Study of the driving force for the self-assembly of heterojunction quantum dots (zero D molecules) using finite element analysis

Abstract

The formation and control of quantum dots have been the focus of considerable research. This research is largely motivated by the unique properties zero dimensional structure possess. During heteroepitaxy, quantum dots form through a self-assembly process in order to reduce the strain energy of the heteroepitaxial material while increasing the surface area. Using this procedure, quantum dots composed of many different materials have been formed on various substrates or buffer layers. These structures have been classified into two basic groups (type I and type II) based on how the dot band structure lines up relative to the surrounding barrier band structure. In the case of a type I quantum dot the dot band gap is contained within the energy range of the band gap of the barrier material. This arrangement is typical for InxGa1−xAs on GaAs and InP. The other type of quantum dot, referred to as type II, indicates that the quantum dot band gap straddles the conduction band (or valence band) of the barrier layer, which is the case of GaSb or InP on GaAs. With this alignment, the hole (or electron) states are located in the quantum dot material while the other state is held in barrier region in the vicinity of the quantum dot through electrostatic interactions.
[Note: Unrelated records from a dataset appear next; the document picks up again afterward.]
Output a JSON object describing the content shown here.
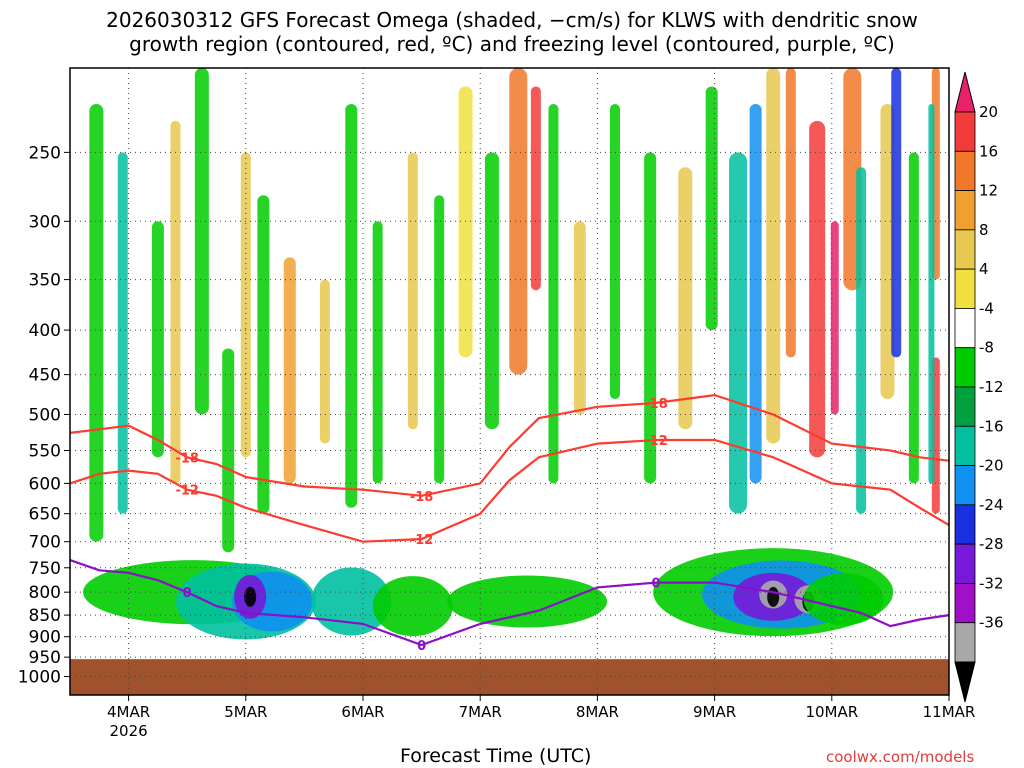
{
  "title": {
    "line1": "2026030312 GFS Forecast Omega (shaded, −cm/s) for KLWS with dendritic snow",
    "line2": "growth region (contoured, red, ºC) and freezing level (contoured, purple, ºC)"
  },
  "footer": {
    "xlabel": "Forecast Time (UTC)",
    "credit": "coolwx.com/models"
  },
  "chart_data": {
    "type": "heatmap",
    "x_axis": {
      "ticks": [
        "4MAR",
        "5MAR",
        "6MAR",
        "7MAR",
        "8MAR",
        "9MAR",
        "10MAR",
        "11MAR"
      ],
      "year_label": "2026",
      "range": [
        "2026-03-03T12",
        "2026-03-11T00"
      ]
    },
    "y_axis": {
      "scale": "log-pressure (reversed)",
      "ticks": [
        250,
        300,
        350,
        400,
        450,
        500,
        550,
        600,
        650,
        700,
        750,
        800,
        850,
        900,
        950,
        1000
      ],
      "range": [
        200,
        1050
      ]
    },
    "colorbar": {
      "labels": [
        20,
        16,
        12,
        8,
        4,
        -4,
        -8,
        -12,
        -16,
        -20,
        -24,
        -28,
        -32,
        -36
      ],
      "colors": [
        "#e8216a",
        "#f43b3b",
        "#f07828",
        "#f0a030",
        "#e8c850",
        "#f0e040",
        "#ffffff",
        "#00cc00",
        "#00a040",
        "#00c0a0",
        "#1090f0",
        "#1830e0",
        "#7818d8",
        "#a010c8",
        "#a8a8a8",
        "#000000"
      ]
    },
    "contours": {
      "dgz_minus12": {
        "color": "#ff3b30",
        "label": "-12",
        "x": [
          "2026-03-03T12",
          "2026-03-03T18",
          "2026-03-04T00",
          "2026-03-04T06",
          "2026-03-04T12",
          "2026-03-04T18",
          "2026-03-05T00",
          "2026-03-05T12",
          "2026-03-06T00",
          "2026-03-06T12",
          "2026-03-07T00",
          "2026-03-07T06",
          "2026-03-07T12",
          "2026-03-08T00",
          "2026-03-08T12",
          "2026-03-09T00",
          "2026-03-09T12",
          "2026-03-10T00",
          "2026-03-10T06",
          "2026-03-10T12",
          "2026-03-10T18",
          "2026-03-11T00"
        ],
        "p": [
          600,
          585,
          580,
          585,
          610,
          620,
          640,
          670,
          700,
          695,
          650,
          595,
          560,
          540,
          535,
          535,
          560,
          600,
          605,
          610,
          640,
          670
        ]
      },
      "dgz_minus18": {
        "color": "#ff3b30",
        "label": "-18",
        "x": [
          "2026-03-03T12",
          "2026-03-03T18",
          "2026-03-04T00",
          "2026-03-04T06",
          "2026-03-04T12",
          "2026-03-04T18",
          "2026-03-05T00",
          "2026-03-05T12",
          "2026-03-06T00",
          "2026-03-06T12",
          "2026-03-07T00",
          "2026-03-07T06",
          "2026-03-07T12",
          "2026-03-08T00",
          "2026-03-08T12",
          "2026-03-09T00",
          "2026-03-09T12",
          "2026-03-10T00",
          "2026-03-10T06",
          "2026-03-10T12",
          "2026-03-10T18",
          "2026-03-11T00"
        ],
        "p": [
          525,
          520,
          515,
          535,
          560,
          570,
          590,
          605,
          610,
          620,
          600,
          545,
          505,
          490,
          485,
          475,
          500,
          540,
          545,
          550,
          560,
          565
        ]
      },
      "freezing_level_0": {
        "color": "#8a10c8",
        "label": "0",
        "x": [
          "2026-03-03T12",
          "2026-03-03T18",
          "2026-03-04T00",
          "2026-03-04T06",
          "2026-03-04T12",
          "2026-03-04T18",
          "2026-03-05T00",
          "2026-03-05T12",
          "2026-03-06T00",
          "2026-03-06T12",
          "2026-03-07T00",
          "2026-03-07T06",
          "2026-03-07T12",
          "2026-03-08T00",
          "2026-03-08T12",
          "2026-03-09T00",
          "2026-03-09T12",
          "2026-03-10T00",
          "2026-03-10T06",
          "2026-03-10T12",
          "2026-03-10T18",
          "2026-03-11T00"
        ],
        "p": [
          735,
          755,
          760,
          775,
          800,
          830,
          845,
          855,
          870,
          920,
          870,
          855,
          840,
          790,
          780,
          780,
          800,
          830,
          845,
          875,
          860,
          850
        ]
      }
    },
    "terrain": {
      "color": "#a0522d",
      "top_p": 955
    }
  }
}
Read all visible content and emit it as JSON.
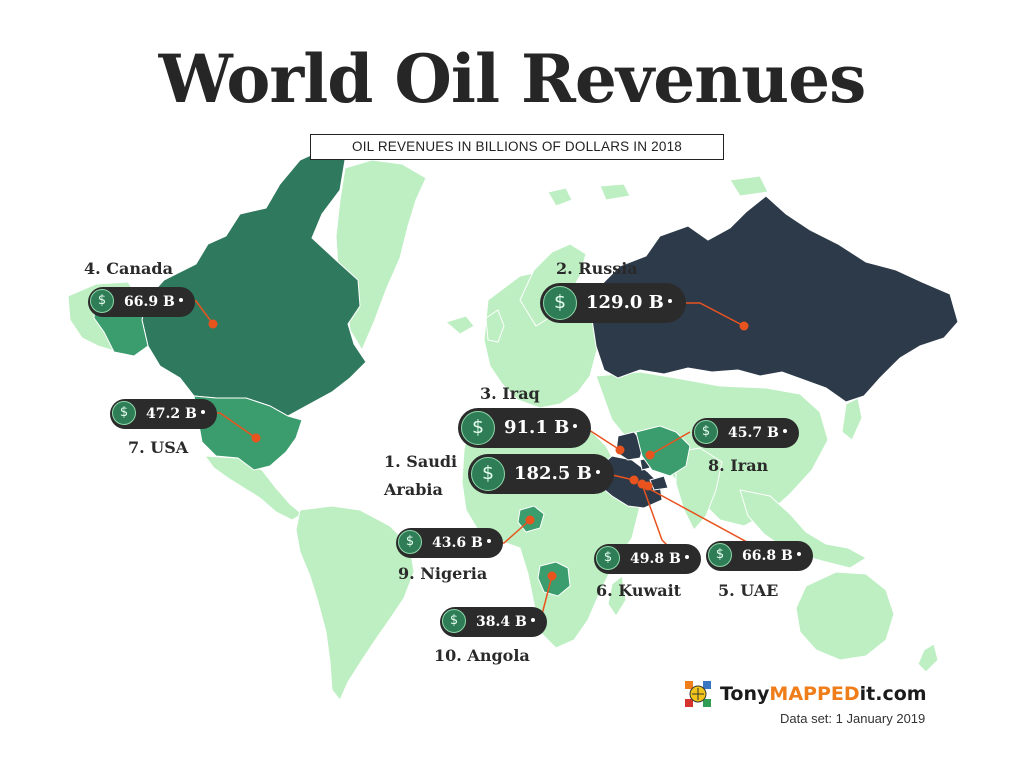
{
  "title": "World Oil Revenues",
  "subtitle": "OIL REVENUES IN BILLIONS OF DOLLARS IN 2018",
  "colors": {
    "land_default": "#bdefc2",
    "tier_high": "#2d3a4a",
    "tier_mid": "#2f7a5e",
    "tier_low": "#3b9c6e",
    "pill": "#2b2b2b",
    "connector": "#e8531e",
    "coin": "#2e7d57"
  },
  "countries": [
    {
      "rank_label": "1. Saudi",
      "rank_label2": "Arabia",
      "value": 182.5,
      "value_label": "182.5 B"
    },
    {
      "rank_label": "2. Russia",
      "value": 129.0,
      "value_label": "129.0 B"
    },
    {
      "rank_label": "3. Iraq",
      "value": 91.1,
      "value_label": "91.1 B"
    },
    {
      "rank_label": "4. Canada",
      "value": 66.9,
      "value_label": "66.9 B"
    },
    {
      "rank_label": "5. UAE",
      "value": 66.8,
      "value_label": "66.8 B"
    },
    {
      "rank_label": "6. Kuwait",
      "value": 49.8,
      "value_label": "49.8 B"
    },
    {
      "rank_label": "7. USA",
      "value": 47.2,
      "value_label": "47.2 B"
    },
    {
      "rank_label": "8. Iran",
      "value": 45.7,
      "value_label": "45.7 B"
    },
    {
      "rank_label": "9. Nigeria",
      "value": 43.6,
      "value_label": "43.6 B"
    },
    {
      "rank_label": "10. Angola",
      "value": 38.4,
      "value_label": "38.4 B"
    }
  ],
  "coin_icon": "dollar-coin-icon",
  "logo": {
    "part1": "Tony",
    "part2": "MAPPED",
    "part3": "it.com"
  },
  "dataset_note": "Data set: 1 January 2019"
}
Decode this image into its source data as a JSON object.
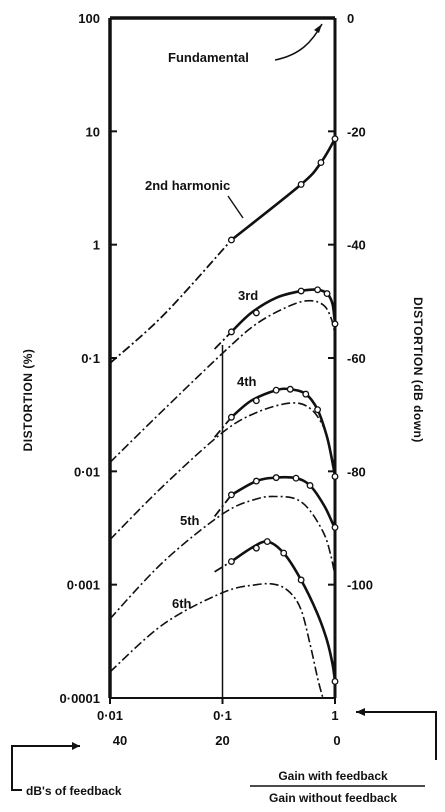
{
  "chart_data": {
    "type": "line",
    "x_scale": "log",
    "y_scale": "log",
    "xlim": [
      0.01,
      1
    ],
    "ylim": [
      0.0001,
      100
    ],
    "x_ticks": [
      "0·01",
      "0·1",
      "1"
    ],
    "x_ticks_db": [
      "40",
      "20",
      "0"
    ],
    "y_ticks": [
      "100",
      "10",
      "1",
      "0·1",
      "0·01",
      "0·001",
      "0·0001"
    ],
    "y2_ticks": [
      "0",
      "-20",
      "-40",
      "-60",
      "-80",
      "-100"
    ],
    "ylabel": "DISTORTION (%)",
    "y2label": "DISTORTION (dB down)",
    "xlabel_left": "dB's of feedback",
    "xlabel_right_numerator": "Gain with feedback",
    "xlabel_right_denominator": "Gain without feedback",
    "fundamental_label": "Fundamental",
    "grid": false,
    "series": [
      {
        "name": "2nd harmonic",
        "with_feedback": {
          "x": [
            0.01,
            0.03,
            0.12,
            0.5,
            0.75,
            1.0
          ],
          "y": [
            0.09,
            0.24,
            1.1,
            3.4,
            5.3,
            8.6
          ]
        },
        "measured": {
          "x": [
            0.12,
            0.5,
            0.75,
            1.0
          ],
          "y": [
            1.1,
            3.4,
            5.3,
            8.6
          ]
        }
      },
      {
        "name": "3rd",
        "with_feedback": {
          "x": [
            0.085,
            0.12,
            0.18,
            0.3,
            0.5,
            0.7,
            0.85,
            0.95,
            1.0
          ],
          "y": [
            0.12,
            0.17,
            0.25,
            0.34,
            0.39,
            0.4,
            0.37,
            0.3,
            0.2
          ]
        },
        "no_feedback_estimate": {
          "x": [
            0.01,
            0.03,
            0.1,
            0.2,
            0.4,
            0.6,
            0.8,
            0.93,
            1.0
          ],
          "y": [
            0.012,
            0.035,
            0.11,
            0.2,
            0.29,
            0.32,
            0.29,
            0.22,
            0.16
          ]
        },
        "measured": {
          "x": [
            0.12,
            0.2,
            0.5,
            0.7,
            0.85,
            1.0
          ],
          "y": [
            0.17,
            0.25,
            0.39,
            0.4,
            0.37,
            0.2
          ]
        }
      },
      {
        "name": "4th",
        "with_feedback": {
          "x": [
            0.085,
            0.12,
            0.18,
            0.3,
            0.4,
            0.55,
            0.7,
            0.85,
            0.95,
            1.0
          ],
          "y": [
            0.02,
            0.03,
            0.042,
            0.052,
            0.053,
            0.048,
            0.035,
            0.02,
            0.012,
            0.009
          ]
        },
        "no_feedback_estimate": {
          "x": [
            0.01,
            0.03,
            0.1,
            0.2,
            0.4,
            0.6,
            0.8,
            0.92,
            1.0
          ],
          "y": [
            0.0025,
            0.0075,
            0.022,
            0.033,
            0.04,
            0.036,
            0.024,
            0.014,
            0.008
          ]
        },
        "measured": {
          "x": [
            0.12,
            0.2,
            0.3,
            0.4,
            0.55,
            0.7,
            1.0
          ],
          "y": [
            0.03,
            0.042,
            0.052,
            0.053,
            0.048,
            0.035,
            0.009
          ]
        }
      },
      {
        "name": "5th",
        "with_feedback": {
          "x": [
            0.085,
            0.12,
            0.2,
            0.3,
            0.45,
            0.6,
            0.8,
            0.95,
            1.0
          ],
          "y": [
            0.004,
            0.0062,
            0.0082,
            0.0088,
            0.0087,
            0.0075,
            0.005,
            0.0035,
            0.0032
          ]
        },
        "no_feedback_estimate": {
          "x": [
            0.01,
            0.03,
            0.1,
            0.2,
            0.3,
            0.45,
            0.6,
            0.8,
            0.92,
            1.0
          ],
          "y": [
            0.0005,
            0.0016,
            0.0042,
            0.0057,
            0.006,
            0.0057,
            0.0045,
            0.0028,
            0.0018,
            0.0012
          ]
        },
        "measured": {
          "x": [
            0.12,
            0.2,
            0.3,
            0.45,
            0.6,
            1.0
          ],
          "y": [
            0.0062,
            0.0082,
            0.0088,
            0.0087,
            0.0075,
            0.0032
          ]
        }
      },
      {
        "name": "6th",
        "with_feedback": {
          "x": [
            0.085,
            0.12,
            0.18,
            0.25,
            0.35,
            0.5,
            0.7,
            0.85,
            0.95,
            1.0
          ],
          "y": [
            0.0013,
            0.0016,
            0.0021,
            0.0024,
            0.0019,
            0.0011,
            0.00055,
            0.00032,
            0.0002,
            0.00014
          ]
        },
        "no_feedback_estimate": {
          "x": [
            0.01,
            0.03,
            0.1,
            0.2,
            0.3,
            0.4,
            0.5,
            0.6,
            0.7,
            0.78
          ],
          "y": [
            0.00017,
            0.00045,
            0.00085,
            0.001,
            0.001,
            0.00085,
            0.0006,
            0.0003,
            0.00015,
            0.0001
          ]
        },
        "measured": {
          "x": [
            0.12,
            0.2,
            0.25,
            0.35,
            0.5,
            1.0
          ],
          "y": [
            0.0016,
            0.0021,
            0.0024,
            0.0019,
            0.0011,
            0.00014
          ]
        }
      }
    ]
  }
}
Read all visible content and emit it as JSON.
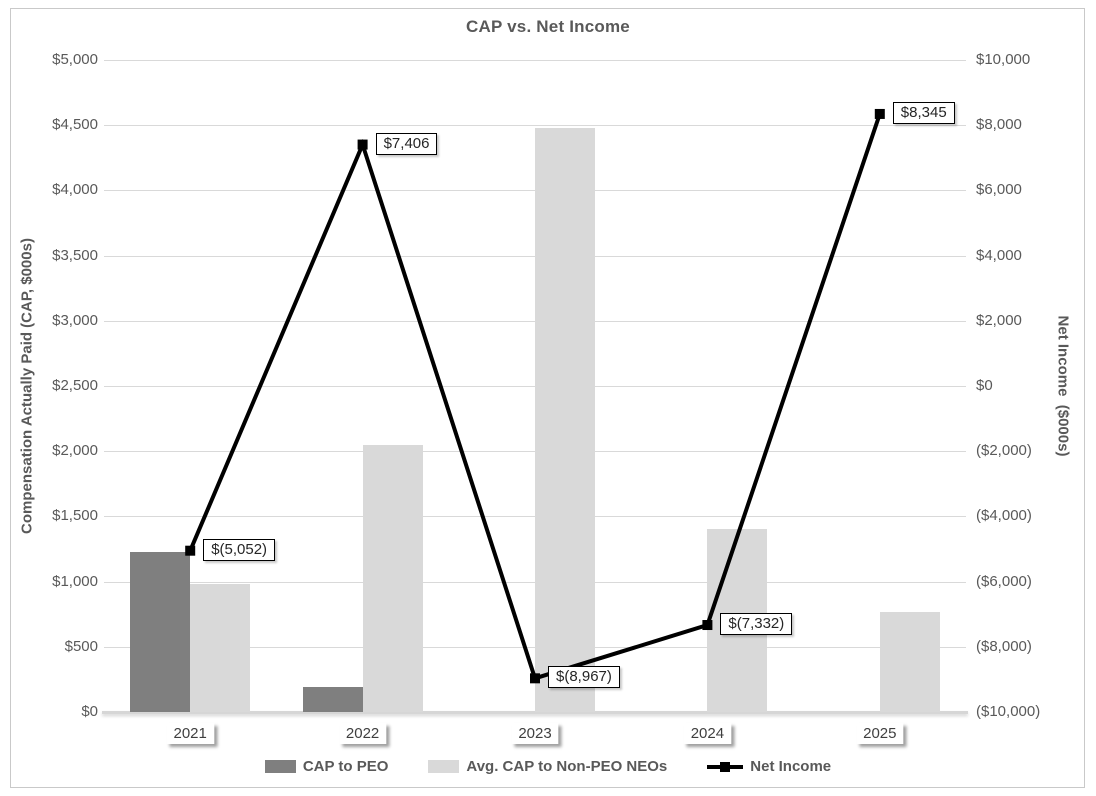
{
  "title": "CAP vs. Net Income",
  "colors": {
    "cap_to_peo_bar": "#7f7f7f",
    "non_peo_bar": "#d9d9d9",
    "net_income_line": "#000000",
    "gridline": "#d9d9d9",
    "text_gray": "#595959",
    "frame_border": "#c9c9c9"
  },
  "chart_data": {
    "type": "bar",
    "title": "CAP vs. Net Income",
    "categories": [
      "2021",
      "2022",
      "2023",
      "2024",
      "2025"
    ],
    "series": [
      {
        "name": "CAP to PEO",
        "type": "bar",
        "axis": "left",
        "values": [
          1230,
          190,
          0,
          0,
          0
        ],
        "color": "#7f7f7f"
      },
      {
        "name": "Avg. CAP to Non-PEO NEOs",
        "type": "bar",
        "axis": "left",
        "values": [
          985,
          2045,
          4475,
          1400,
          770
        ],
        "color": "#d9d9d9"
      },
      {
        "name": "Net Income",
        "type": "line",
        "axis": "right",
        "values": [
          -5052,
          7406,
          -8967,
          -7332,
          8345
        ],
        "labels": [
          "$(5,052)",
          "$7,406",
          "$(8,967)",
          "$(7,332)",
          "$8,345"
        ],
        "color": "#000000"
      }
    ],
    "left_axis": {
      "label": "Compensation Actually Paid (CAP, $000s)",
      "min": 0,
      "max": 5000,
      "step": 500,
      "ticks": [
        "$5,000",
        "$4,500",
        "$4,000",
        "$3,500",
        "$3,000",
        "$2,500",
        "$2,000",
        "$1,500",
        "$1,000",
        "$500",
        "$0"
      ]
    },
    "right_axis": {
      "label": "Net Income  ($000s)",
      "min": -10000,
      "max": 10000,
      "step": 2000,
      "ticks": [
        "$10,000",
        "$8,000",
        "$6,000",
        "$4,000",
        "$2,000",
        "$0",
        "($2,000)",
        "($4,000)",
        "($6,000)",
        "($8,000)",
        "($10,000)"
      ]
    },
    "grid": true,
    "legend_position": "bottom"
  }
}
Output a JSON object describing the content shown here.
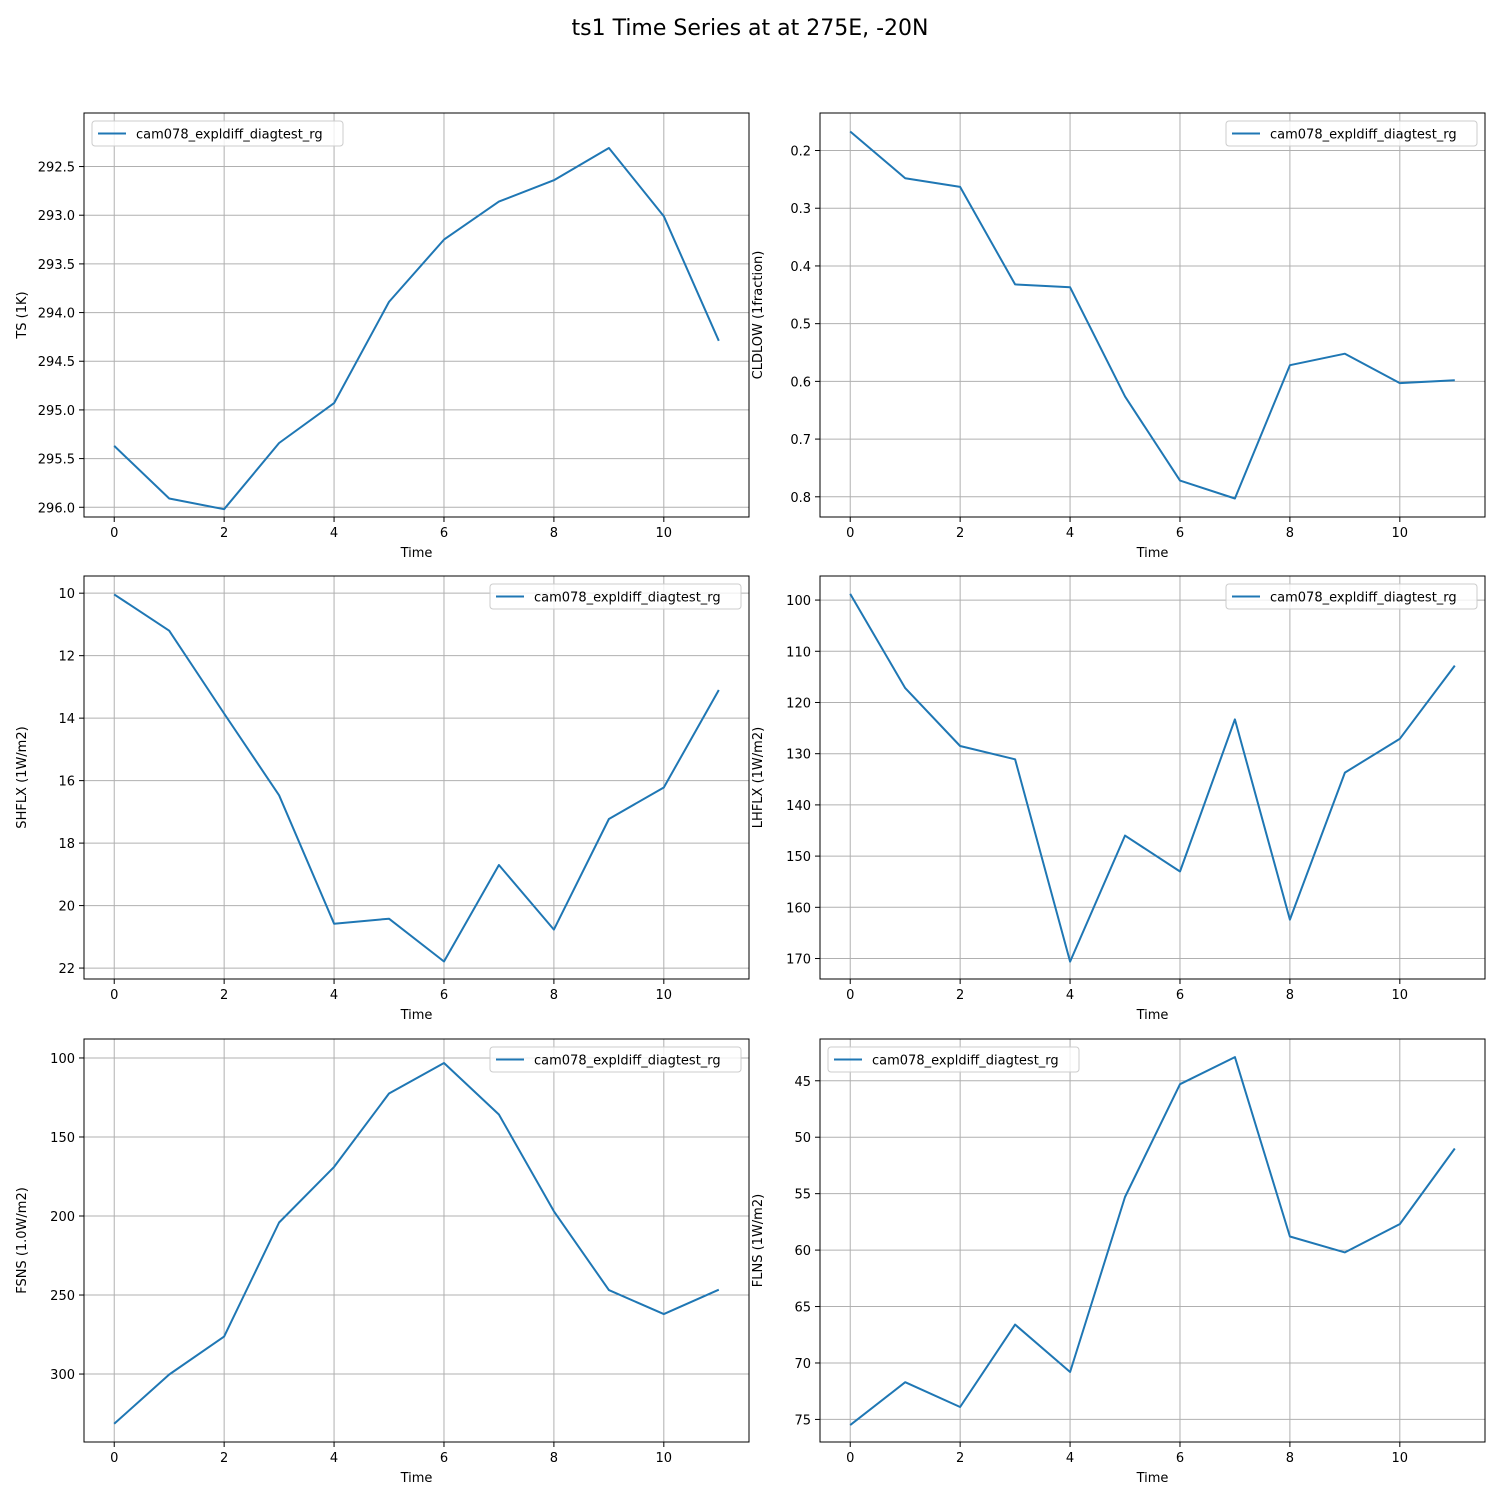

Recently, the authors have shown that quantum dots structures can be formed through the self-assembly process that allow the zero-dimensional region to be composed of multiple materials which produce heterojunctions within the quantum dot structure. In these structures, the authors refer to the initial material as a quantum dot and the second material to be a quantum crown. In this article, they discuss various characteristics of these structures which can be utilized in the production of devices. In addition, they study the variation in strain energy for the nucleation and growth of the crown material on an existing quantum dot structure through finite element analysis. They find that even for compositions which have a significant difference in lattice constant from the existing quantum dot materials, an enhancement exists for nucleating the crown material on the existing quantum dot structure. In addition, by carefully selecting the composition (i.e., lattice constant) of the quantum crown material, the optimum location for nucleation can be controlled.